Is the US$75 million that Amazon is paying to enter the Chinese market by
buying its counterpart,
Joyo.com, well spent? I of course have not been able to do the thorough due diligence that's normal for this kind of purchase, but as an ordinary Chinese consumer I do have my doubts about the profitability of retailing books, DVDs, and music online in China.
Compared to the rest of the world, books are cheap, low-margin products that are widely available in Chinese cities. It might be more difficult to get them in the countryside, but that is unfortunately also the place where very few people have online connections yet. The main trouble for legitimate publishers is that when they have a successful book, pirated copies will show up to prevent any decent profit making. For music and DVDs, it's even worse -- at least from the perspective of the producers and retailers, not that of the consumers.

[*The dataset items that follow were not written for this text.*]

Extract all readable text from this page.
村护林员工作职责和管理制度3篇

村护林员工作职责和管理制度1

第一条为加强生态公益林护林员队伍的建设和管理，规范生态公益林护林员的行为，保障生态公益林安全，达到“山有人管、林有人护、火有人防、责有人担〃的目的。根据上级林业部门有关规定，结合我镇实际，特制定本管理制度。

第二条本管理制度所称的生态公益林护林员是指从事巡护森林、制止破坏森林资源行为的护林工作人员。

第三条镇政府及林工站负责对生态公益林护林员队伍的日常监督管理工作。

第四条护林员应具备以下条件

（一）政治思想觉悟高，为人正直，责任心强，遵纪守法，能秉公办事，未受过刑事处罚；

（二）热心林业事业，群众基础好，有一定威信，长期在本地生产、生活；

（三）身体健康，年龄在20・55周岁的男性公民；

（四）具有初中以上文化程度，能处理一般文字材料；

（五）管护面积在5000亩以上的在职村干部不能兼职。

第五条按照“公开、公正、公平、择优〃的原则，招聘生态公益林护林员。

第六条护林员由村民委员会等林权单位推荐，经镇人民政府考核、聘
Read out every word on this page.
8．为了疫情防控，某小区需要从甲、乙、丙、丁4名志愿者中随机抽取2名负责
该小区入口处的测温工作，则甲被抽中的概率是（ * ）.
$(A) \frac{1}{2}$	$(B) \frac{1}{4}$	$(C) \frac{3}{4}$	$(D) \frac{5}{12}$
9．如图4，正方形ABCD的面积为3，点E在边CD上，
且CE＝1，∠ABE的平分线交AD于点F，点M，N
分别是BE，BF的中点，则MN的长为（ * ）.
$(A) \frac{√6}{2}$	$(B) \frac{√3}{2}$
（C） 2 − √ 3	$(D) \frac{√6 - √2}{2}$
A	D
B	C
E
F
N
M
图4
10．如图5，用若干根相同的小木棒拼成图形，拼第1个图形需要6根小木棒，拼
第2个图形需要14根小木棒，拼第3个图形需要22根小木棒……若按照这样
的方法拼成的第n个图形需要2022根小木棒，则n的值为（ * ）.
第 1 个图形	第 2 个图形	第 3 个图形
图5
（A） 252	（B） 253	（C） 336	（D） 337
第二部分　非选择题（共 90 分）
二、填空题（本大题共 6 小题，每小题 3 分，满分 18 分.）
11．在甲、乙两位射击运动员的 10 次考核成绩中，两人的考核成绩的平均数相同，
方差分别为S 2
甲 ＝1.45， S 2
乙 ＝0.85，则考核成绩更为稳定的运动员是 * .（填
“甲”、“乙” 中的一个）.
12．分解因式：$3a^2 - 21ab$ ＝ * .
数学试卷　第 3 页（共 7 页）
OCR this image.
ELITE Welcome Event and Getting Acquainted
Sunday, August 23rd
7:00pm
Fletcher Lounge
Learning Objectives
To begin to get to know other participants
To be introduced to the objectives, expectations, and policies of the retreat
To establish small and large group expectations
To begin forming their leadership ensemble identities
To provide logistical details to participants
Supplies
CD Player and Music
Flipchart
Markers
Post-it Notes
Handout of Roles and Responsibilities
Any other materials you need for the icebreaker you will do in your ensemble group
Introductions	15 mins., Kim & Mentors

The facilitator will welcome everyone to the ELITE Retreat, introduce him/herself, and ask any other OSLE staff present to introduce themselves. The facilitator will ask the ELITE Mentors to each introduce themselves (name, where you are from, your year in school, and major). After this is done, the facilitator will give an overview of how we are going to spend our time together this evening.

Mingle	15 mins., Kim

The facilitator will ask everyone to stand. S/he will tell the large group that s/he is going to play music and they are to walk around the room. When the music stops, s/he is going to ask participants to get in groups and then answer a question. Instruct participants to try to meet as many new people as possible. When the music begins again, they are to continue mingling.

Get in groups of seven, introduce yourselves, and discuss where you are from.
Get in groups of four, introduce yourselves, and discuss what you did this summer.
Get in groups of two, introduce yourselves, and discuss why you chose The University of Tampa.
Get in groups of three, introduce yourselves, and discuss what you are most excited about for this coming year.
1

DVDs with movies that have not yet been released to the home market are available here for less then US$1; they are tremendously popular, and most households have stacks of hundreds of them. In that way the official censorship of movies does not work, but it also stops any legitimate retailing business. That can change, of course, and last month US and Chinese law-enforcement agencies cooperated in the arrest of
Randy Guthrie, a Shanghai socialite from a wealthy New York family, for allegedly selling illegal DVDs. That's nice publicity, and shows the eagerness of Chinese authorities to do something on maintaining intellectual property rights. But it has not even put a dent in the supply at my DVD shop; that might be much harder to eradicate. Making a profit in legal DVDs might prove impossible for the time being.